Q周りに「たかがペットで」と言われて、余計に辛くなりました。

A東京都動物愛護相談センターの資料でも、悲しみを認めづらく悩んでしまう場合があることに触れられています。理解されにくい場面があるのは事実ですが、それはあなたの悲しみが小さいという意味ではありません。わかってくれる相手や場を選んで話すことを、どうか自分に許してください。

※本記事は一般的な情報の提供を目的としたもので、診断や治療の代わりになるものではありません。気になる症状が続くときは医療機関にご相談ください。掲載している相談窓口の情報は執筆時点(2026年8月)のものです。最新の情報は各窓口の公式サイトでご確認ください。

まとめ

そっと重ねられた人の手と犬の前足
写真はイメージです

愛犬が亡くなって辛いとき、眠れない・食欲がない・涙が止まらない・胸が苦しいといった変化が体にあらわれることは、悲嘆(グリーフ)の反応として公的機関の資料にも挙げられています。それは病気と決まったわけではなく、あなたが弱いからでもありません。

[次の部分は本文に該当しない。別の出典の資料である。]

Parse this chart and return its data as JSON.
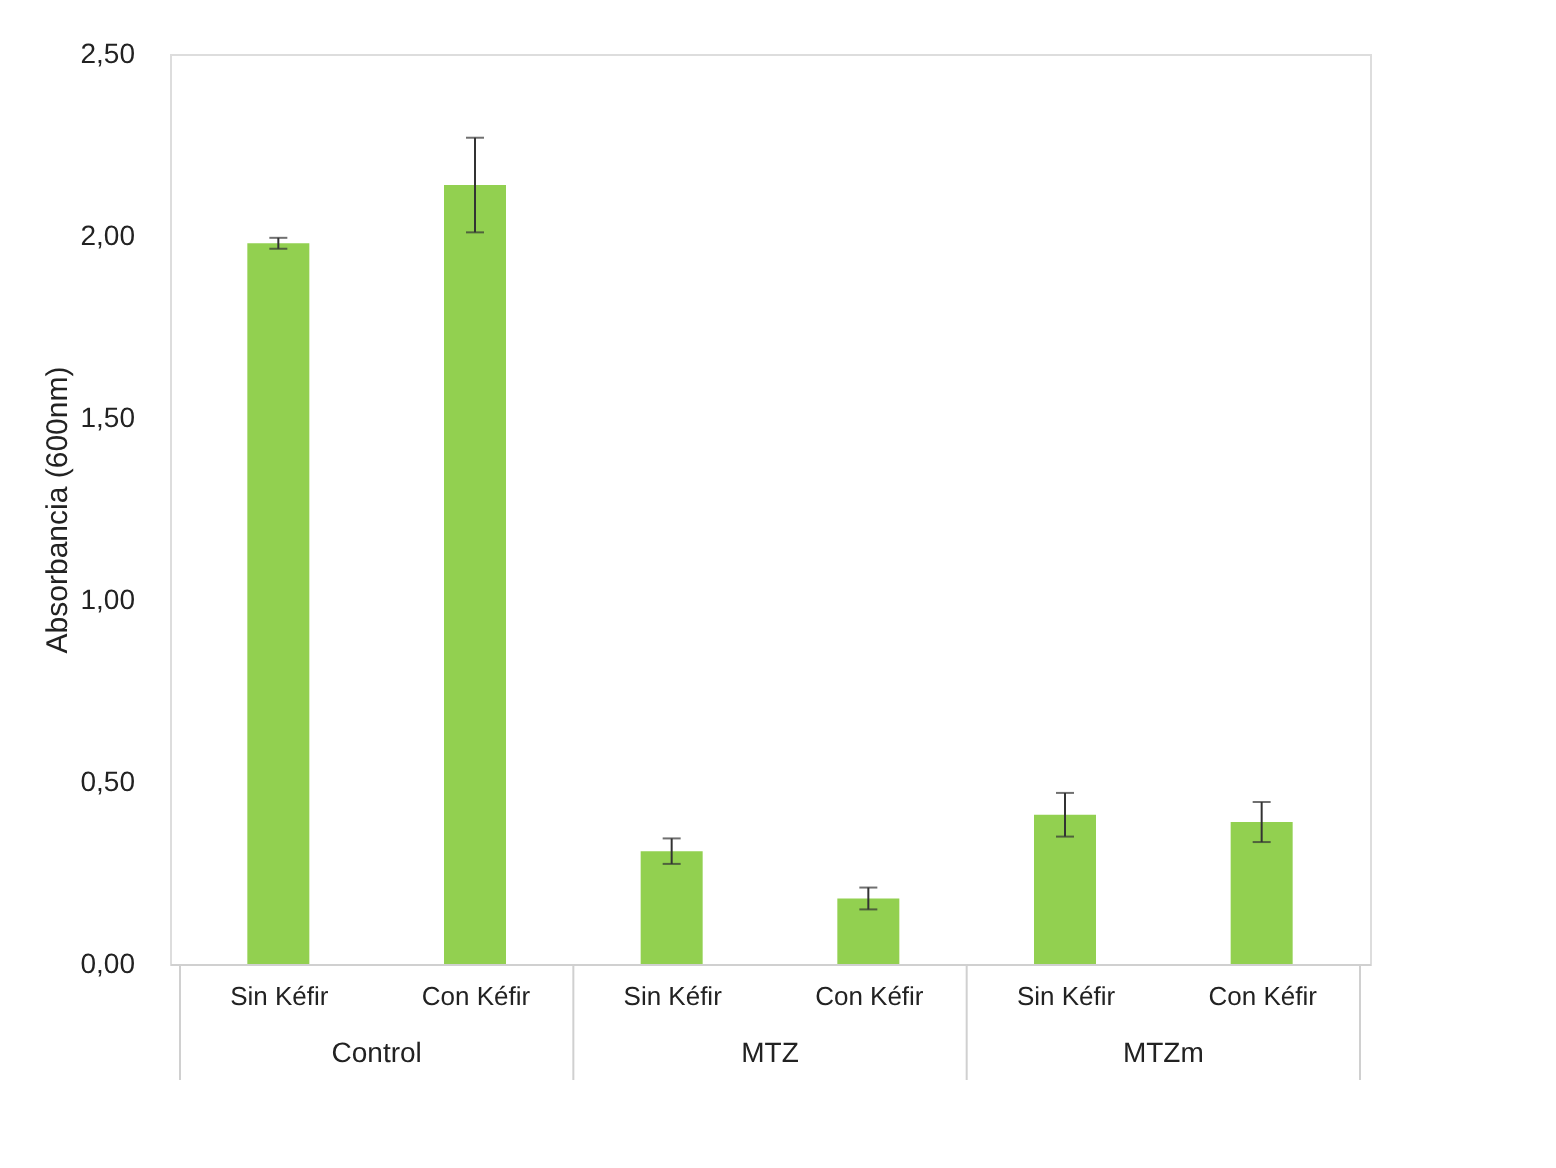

今日は、食べられるものを少しだけ口にして、眠れなくても横になって、やらなくていいことを手放してください。そして、生活に支障が出るほどの状態が続くときは、保健所や医療機関、相談ダイヤルを遠慮なく頼ってください。悲しみに期限はありません。急がなくて大丈夫です。

あの子と過ごした日々の温かさが、辛さの底にいるあなたを、いつかそっと支えてくれますように。